Insurance Product Development: Machine learning algorithms are being applied to client data to help develop more customized products for insurance clients. This can also be coupled with IoT (internet of things) to assess behavioral patterns.
Market Analytics: Machine learning algorithms can be applied to the industry data to interpret and monitor market trends. This will help in identifying and building new business opportunities in the sector.
Customized Claims Settlement: Online interfaces and AI-based claims settlers will make settlement processes more customized and efficient. This would also decrease the likelihood of fraud.
Underwriting: Historically, the process of underwriting was an art based on personal judgment. With the advent of AI technologies, the underwriting part of insurance has made this process increasingly scientific.
AI has immense possibilities to disrupt the insurance industry. On one hand, it liberates the customers from frustrating and bureaucratic experience to an easier and quicker customized resolution yet, on the other hand, insurers can optimize their cost and reduce the customer churn.

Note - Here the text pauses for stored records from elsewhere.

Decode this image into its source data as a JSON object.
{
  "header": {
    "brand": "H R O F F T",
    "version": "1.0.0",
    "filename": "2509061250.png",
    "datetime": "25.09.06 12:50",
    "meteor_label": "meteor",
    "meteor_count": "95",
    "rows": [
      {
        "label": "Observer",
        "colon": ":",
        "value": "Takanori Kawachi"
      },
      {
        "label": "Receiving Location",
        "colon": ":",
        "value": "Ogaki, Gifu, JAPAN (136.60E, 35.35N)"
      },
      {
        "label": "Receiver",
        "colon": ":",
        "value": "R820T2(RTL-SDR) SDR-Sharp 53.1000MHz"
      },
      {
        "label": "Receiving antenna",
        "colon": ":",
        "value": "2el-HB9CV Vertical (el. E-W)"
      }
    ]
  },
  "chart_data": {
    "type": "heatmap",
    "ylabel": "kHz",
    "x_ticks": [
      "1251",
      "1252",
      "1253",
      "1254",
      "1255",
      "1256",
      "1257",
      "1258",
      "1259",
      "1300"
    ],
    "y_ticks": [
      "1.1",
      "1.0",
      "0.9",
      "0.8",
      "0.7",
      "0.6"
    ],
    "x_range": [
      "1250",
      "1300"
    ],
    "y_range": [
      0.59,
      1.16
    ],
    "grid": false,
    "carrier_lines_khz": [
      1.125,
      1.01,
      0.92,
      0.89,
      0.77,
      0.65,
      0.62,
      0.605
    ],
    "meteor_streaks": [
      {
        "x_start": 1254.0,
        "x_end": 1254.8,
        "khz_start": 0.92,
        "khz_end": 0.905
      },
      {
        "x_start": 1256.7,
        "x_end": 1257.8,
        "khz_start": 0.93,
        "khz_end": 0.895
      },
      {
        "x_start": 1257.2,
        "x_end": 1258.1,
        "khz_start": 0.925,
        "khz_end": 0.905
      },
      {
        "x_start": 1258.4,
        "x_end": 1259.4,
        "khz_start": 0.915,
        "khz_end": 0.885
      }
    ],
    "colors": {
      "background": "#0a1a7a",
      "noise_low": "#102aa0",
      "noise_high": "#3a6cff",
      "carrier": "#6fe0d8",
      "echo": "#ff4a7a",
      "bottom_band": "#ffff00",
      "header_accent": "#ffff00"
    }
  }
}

In the future, bespoke insurance products will help customers get insured at more scientific premium rates. Several new products will be spawned based on Big-Data analytics to provide features such as flexible insurance with on-demand, pay-as-you-go insurance, and premiums that are heuristically adjusted in response to accidents, customer health, etc.
Finally, the insurance will become more and more personalized, due to usage of AI by insurers to better understand what their customers need. In addition, insurers will also be able to drive cost savings by more efficient workflows.